Inverted Index (IIDX)
Generates an inverted index from a text file. It assumes each
document starts with a given “start string”. In this benchmark the
start string is <doc
(as used in wikipedia entries). The benchmark
breaks the file into “documents” (strings) based on this document
start string. The start strings are dropped, and documents are given
integer identifiers starting from 0 and in the order they appear in
the file.
For each document all upper case letters (A-Z) are converted to lowercase all lowercase letters are kept and all others are blacked out. What remains is broken into words (i.e. contiguous sequences of letters). We now build an “inverted index”, where each entry consists of a word and all the documents it belongs in. The entries are are sorted lexicographically by word, and the list of entries are sorted by document identifier. The output is then a string containing one entry per line, starting with the word, and then the document identifiers (in ascii).

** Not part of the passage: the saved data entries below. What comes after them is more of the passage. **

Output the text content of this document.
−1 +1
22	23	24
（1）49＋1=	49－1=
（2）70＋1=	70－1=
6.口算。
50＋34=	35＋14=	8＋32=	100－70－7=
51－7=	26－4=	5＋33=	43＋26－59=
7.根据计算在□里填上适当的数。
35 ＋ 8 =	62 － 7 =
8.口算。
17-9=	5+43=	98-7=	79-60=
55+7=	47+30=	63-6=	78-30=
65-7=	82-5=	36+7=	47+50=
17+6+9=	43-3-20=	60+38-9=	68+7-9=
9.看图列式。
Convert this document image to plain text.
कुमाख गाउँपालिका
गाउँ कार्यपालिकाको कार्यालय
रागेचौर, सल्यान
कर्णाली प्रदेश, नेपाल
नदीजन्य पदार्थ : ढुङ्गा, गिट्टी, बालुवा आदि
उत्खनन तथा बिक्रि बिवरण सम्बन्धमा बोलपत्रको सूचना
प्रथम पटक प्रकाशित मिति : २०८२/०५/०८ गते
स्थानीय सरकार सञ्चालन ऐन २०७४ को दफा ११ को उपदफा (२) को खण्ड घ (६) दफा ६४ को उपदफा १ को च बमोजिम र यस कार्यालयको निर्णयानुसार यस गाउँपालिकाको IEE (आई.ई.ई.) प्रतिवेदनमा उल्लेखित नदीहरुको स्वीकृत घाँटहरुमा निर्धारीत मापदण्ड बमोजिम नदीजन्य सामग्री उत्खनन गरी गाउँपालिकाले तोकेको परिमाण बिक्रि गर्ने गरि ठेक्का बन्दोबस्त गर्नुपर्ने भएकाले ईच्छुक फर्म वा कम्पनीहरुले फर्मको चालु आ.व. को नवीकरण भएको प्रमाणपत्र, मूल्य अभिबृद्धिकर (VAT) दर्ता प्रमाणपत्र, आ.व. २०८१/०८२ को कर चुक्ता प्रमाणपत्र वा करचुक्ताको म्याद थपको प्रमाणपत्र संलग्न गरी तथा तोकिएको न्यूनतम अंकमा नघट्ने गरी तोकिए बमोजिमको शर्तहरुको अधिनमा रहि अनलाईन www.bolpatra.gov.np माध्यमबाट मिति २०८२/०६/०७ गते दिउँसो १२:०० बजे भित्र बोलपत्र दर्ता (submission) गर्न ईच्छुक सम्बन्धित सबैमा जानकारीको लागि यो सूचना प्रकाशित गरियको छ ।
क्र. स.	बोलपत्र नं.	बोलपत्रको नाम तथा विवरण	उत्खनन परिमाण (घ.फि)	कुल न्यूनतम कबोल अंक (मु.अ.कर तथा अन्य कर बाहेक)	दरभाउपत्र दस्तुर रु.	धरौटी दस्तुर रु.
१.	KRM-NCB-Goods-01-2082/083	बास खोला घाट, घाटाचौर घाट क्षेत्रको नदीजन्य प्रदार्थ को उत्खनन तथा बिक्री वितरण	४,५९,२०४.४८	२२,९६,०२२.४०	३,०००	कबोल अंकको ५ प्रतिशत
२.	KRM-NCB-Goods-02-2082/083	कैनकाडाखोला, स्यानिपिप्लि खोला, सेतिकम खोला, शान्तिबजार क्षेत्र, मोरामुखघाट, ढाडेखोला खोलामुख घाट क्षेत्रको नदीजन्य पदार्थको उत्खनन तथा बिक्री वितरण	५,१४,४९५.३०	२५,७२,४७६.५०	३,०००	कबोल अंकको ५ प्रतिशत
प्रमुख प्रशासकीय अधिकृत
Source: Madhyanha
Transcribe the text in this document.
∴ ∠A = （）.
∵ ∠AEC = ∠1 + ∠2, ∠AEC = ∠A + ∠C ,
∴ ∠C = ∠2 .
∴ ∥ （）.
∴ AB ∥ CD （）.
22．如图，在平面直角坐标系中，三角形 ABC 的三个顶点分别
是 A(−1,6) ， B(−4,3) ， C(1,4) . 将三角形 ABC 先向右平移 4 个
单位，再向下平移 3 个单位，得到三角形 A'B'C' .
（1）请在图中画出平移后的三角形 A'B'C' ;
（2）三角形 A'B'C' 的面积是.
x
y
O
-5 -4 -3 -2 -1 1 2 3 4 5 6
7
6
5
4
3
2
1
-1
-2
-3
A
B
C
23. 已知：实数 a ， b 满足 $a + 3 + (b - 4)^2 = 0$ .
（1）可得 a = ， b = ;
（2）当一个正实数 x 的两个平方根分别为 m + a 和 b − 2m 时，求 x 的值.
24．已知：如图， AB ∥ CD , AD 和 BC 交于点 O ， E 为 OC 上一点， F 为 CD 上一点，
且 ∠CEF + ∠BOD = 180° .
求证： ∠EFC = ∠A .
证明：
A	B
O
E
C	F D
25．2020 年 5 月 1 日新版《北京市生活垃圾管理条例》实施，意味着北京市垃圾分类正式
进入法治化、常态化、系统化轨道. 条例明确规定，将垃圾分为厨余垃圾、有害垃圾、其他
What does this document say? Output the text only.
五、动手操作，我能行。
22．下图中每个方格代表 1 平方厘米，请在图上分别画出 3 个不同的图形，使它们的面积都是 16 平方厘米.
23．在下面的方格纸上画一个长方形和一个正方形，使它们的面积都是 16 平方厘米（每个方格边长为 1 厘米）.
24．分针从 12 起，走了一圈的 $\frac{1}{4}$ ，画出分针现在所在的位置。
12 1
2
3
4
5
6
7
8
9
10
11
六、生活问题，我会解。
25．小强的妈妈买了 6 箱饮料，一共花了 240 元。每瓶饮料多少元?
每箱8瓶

For example, the input string
<doc this is a+String <doc and_a2 sTrIng
would generate the inverted index string:
a 0 1
and 1
is 0
this 0
string 0 1
The timing must include the full cost of from parsing the input string to generating the final output string.
Default Input Distributions
The test distributions are two files taken from wikipedia.
-
wikisamp.xml
: these are just summaries of each entry and short documents -
wikipedia250M.txt
: these are full documents
Input and Output File Formats
The input is an ascii string containing the documents. The output is as ascii string as described above.